Joe Country lives in rural America, gets his news from Fox and commentary from Rush Limbaugh on the radio on his way to work. He attends church more than once a week and often discusses issues important to him with a group of church friends every Sunday after services. During the day, he follows the blogs on nationalreview.com. His neighbors and coworkers are nearly all Caucasian, heterosexual Christians.
Jim City lives in downtown America. He gets his news from CNN and the New York Times, but gets most of his political information from Jon Stewart on “The Daily Show” and Al Franken on Air America. He couldn’t tell you the last time he attended religious services and is considering Buddhism as a faith option. He works at a multimedia design firm that has offices in New York, London and Paris, which often leads to extensive travel. He checks in on the Wonkette.com blog at work and for entertainment ventures to the local independent movie house with friends that include his gay coworker and his life partner.

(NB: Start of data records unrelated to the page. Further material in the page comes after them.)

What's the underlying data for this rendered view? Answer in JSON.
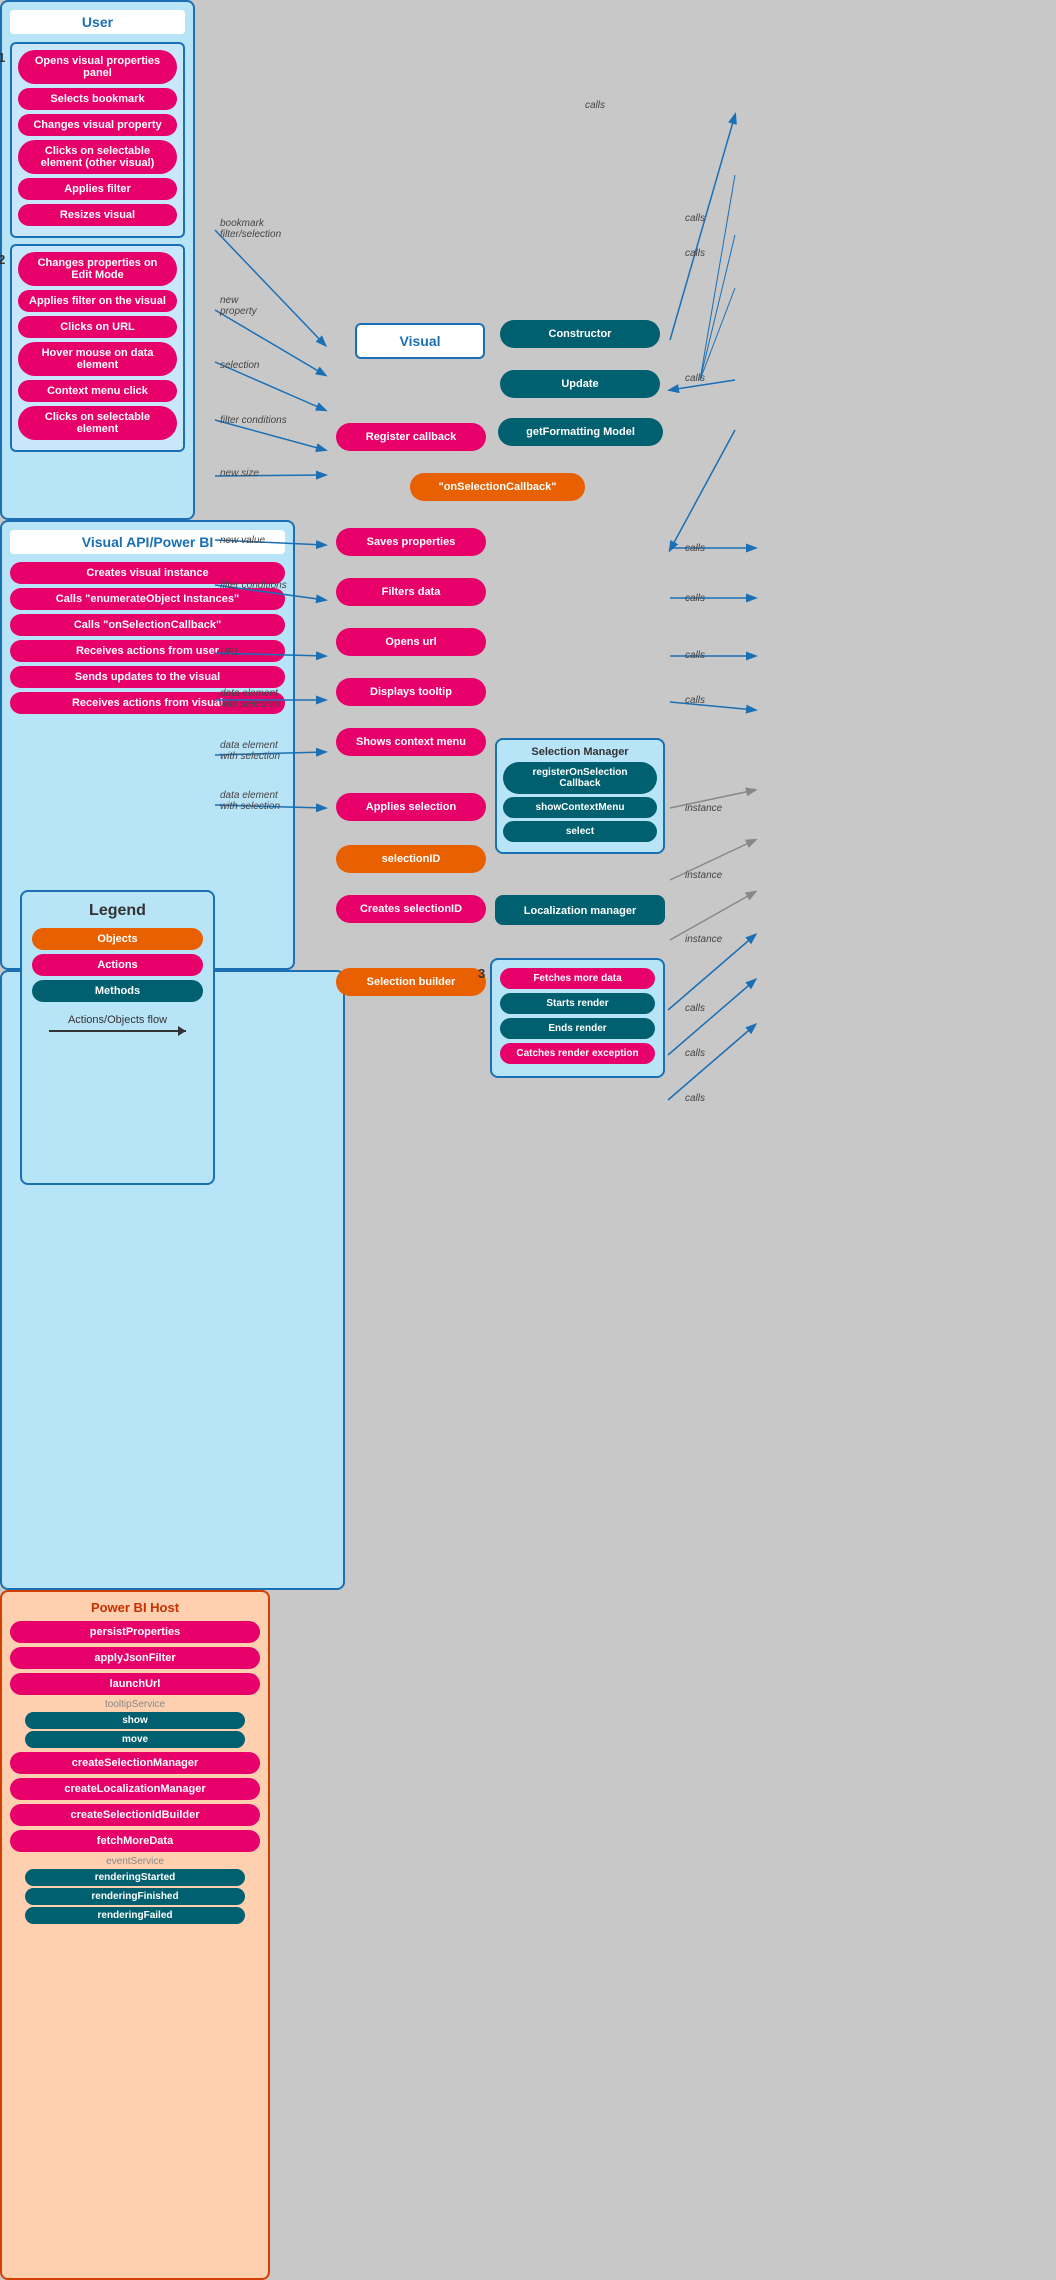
{
  "user": {
    "title": "User",
    "section1_label": "1",
    "section1_items": [
      "Opens visual properties panel",
      "Selects bookmark",
      "Changes visual property",
      "Clicks on selectable element (other visual)",
      "Applies filter",
      "Resizes visual"
    ],
    "section2_label": "2",
    "section2_items": [
      "Changes properties on Edit Mode",
      "Applies filter on the visual",
      "Clicks on URL",
      "Hover mouse on data element",
      "Context menu click",
      "Clicks on selectable element"
    ]
  },
  "visual_api": {
    "title": "Visual API/Power BI",
    "items": [
      "Creates visual instance",
      "Calls \"enumerateObject Instances\"",
      "Calls \"onSelectionCallback\"",
      "Receives actions from user",
      "Sends updates to the visual",
      "Receives actions from visual"
    ]
  },
  "powerbi_host": {
    "title": "Power BI Host",
    "items": [
      "persistProperties",
      "applyJsonFilter",
      "launchUrl"
    ],
    "tooltip": {
      "label": "tooltipService",
      "sub": [
        "show",
        "move"
      ]
    },
    "items2": [
      "createSelectionManager",
      "createLocalizationManager",
      "createSelectionIdBuilder",
      "fetchMoreData"
    ],
    "event": {
      "label": "eventService",
      "sub": [
        "renderingStarted",
        "renderingFinished",
        "renderingFailed"
      ]
    }
  },
  "visual_center": {
    "title": "Visual",
    "items": [
      "Constructor",
      "Update",
      "getFormatting Model",
      "Register callback",
      "\"onSelectionCallback\"",
      "Saves properties",
      "Filters data",
      "Opens url",
      "Displays tooltip",
      "Shows context menu",
      "Applies selection",
      "selectionID",
      "Creates selectionID",
      "Selection builder"
    ]
  },
  "selection_manager": {
    "title": "Selection Manager",
    "items": [
      "registerOnSelection Callback",
      "showContextMenu",
      "select"
    ]
  },
  "localization_manager": {
    "title": "Localization manager"
  },
  "section3": {
    "label": "3",
    "items": [
      "Fetches more data",
      "Starts render",
      "Ends render",
      "Catches render exception"
    ]
  },
  "legend": {
    "title": "Legend",
    "items": [
      {
        "label": "Objects",
        "color": "orange"
      },
      {
        "label": "Actions",
        "color": "pink"
      },
      {
        "label": "Methods",
        "color": "teal"
      }
    ],
    "flow_label": "Actions/Objects flow"
  },
  "flow_labels": {
    "bookmark_filter": "bookmark\nfilter/selection",
    "new_property": "new\nproperty",
    "selection": "selection",
    "filter_conditions1": "filter conditions",
    "new_size": "new size",
    "new_value": "new value",
    "filter_conditions2": "filter conditions",
    "url": "URL",
    "data_element_selection1": "data element\nwith selection",
    "data_element_selection2": "data element\nwith selection",
    "data_element_selection3": "data element\nwith selection",
    "calls": "calls",
    "instance": "instance"
  }
}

While Joe Country and Jim City are obviously fictional stereotypes, they represent types of people in America that can very easily go through life without ever encountering viewpoints of the other. The media segmentation resulting from the expansion of cable and the ideological takeover of radio has led to Americans like Joe Country and Jim City living further apart than ever before, seemingly in different worlds, although they potentially live in the same state.
Joe and Jim do, however, live in completely separate media universes, which is increasingly leading to how people define themselves. They arrived there through their selections among the ever-growing media options with programming tailored to their background and values. This, as much as any other phenomenon, led to the divisiveness in America so apparent during the presidential election. One viewpoint has very little opportunity to interact with the other in today’s segmented society.
This segmentation leads to much of the political polarization in the United States that is apparent even at GW. Jim City simply cannot understand how Joe Country cannot see things his way. Jim followed the news and listened to pointed commentary that reinforced his views that President Bush was taking the country in wrong direction, but what he doesn’t realize is that Joe didn’t see the same news reports and listen to the same commentary. Joe heard news solely presented through the prism that is the conservative media establishment, which undoubtedly portrayed the war in Iraq and issues such as gay marriage under a different light. Who is right and who is wrong is irrelevant. The real issue is how media segmentation has led to actual separation among large populations of America. Educated Americans no longer gather in the same arenas to discuss America’s problems – a phenomenon dangerous to this country’s long history of effective political discourse.
Previously, most citizens got their news from the same sources. The networks dominated television news and the Internet was still a figment of imagination. Now that people are choosing sources that they are in ideological alignment with, people are vary rarely exposed to alternative perspectives. It is important to understand that Jim City and Joe Country are not just choosing different media outlets; they are also using the media with which they choose to identity themselves. This, in turn, leads to their choice of friends and whom they interact with. Jim and Joe’s self-selected segmentation is tearing at the very fabric of cooperation that built this nation.
As a country, we need to develop a new arena where Joe and Jim are attracted to hear the perspectives of each other. As Jon Stewart of Comedy Central’s “Daily Show” pointed out when he visited the Jack Morton Auditorium last month, “Crossfire” and equivalent “debate” shows saturated with partisan banter are not cutting it.
-The writer, a senior majoring in international affairs, is The Hatchet’s managing editor.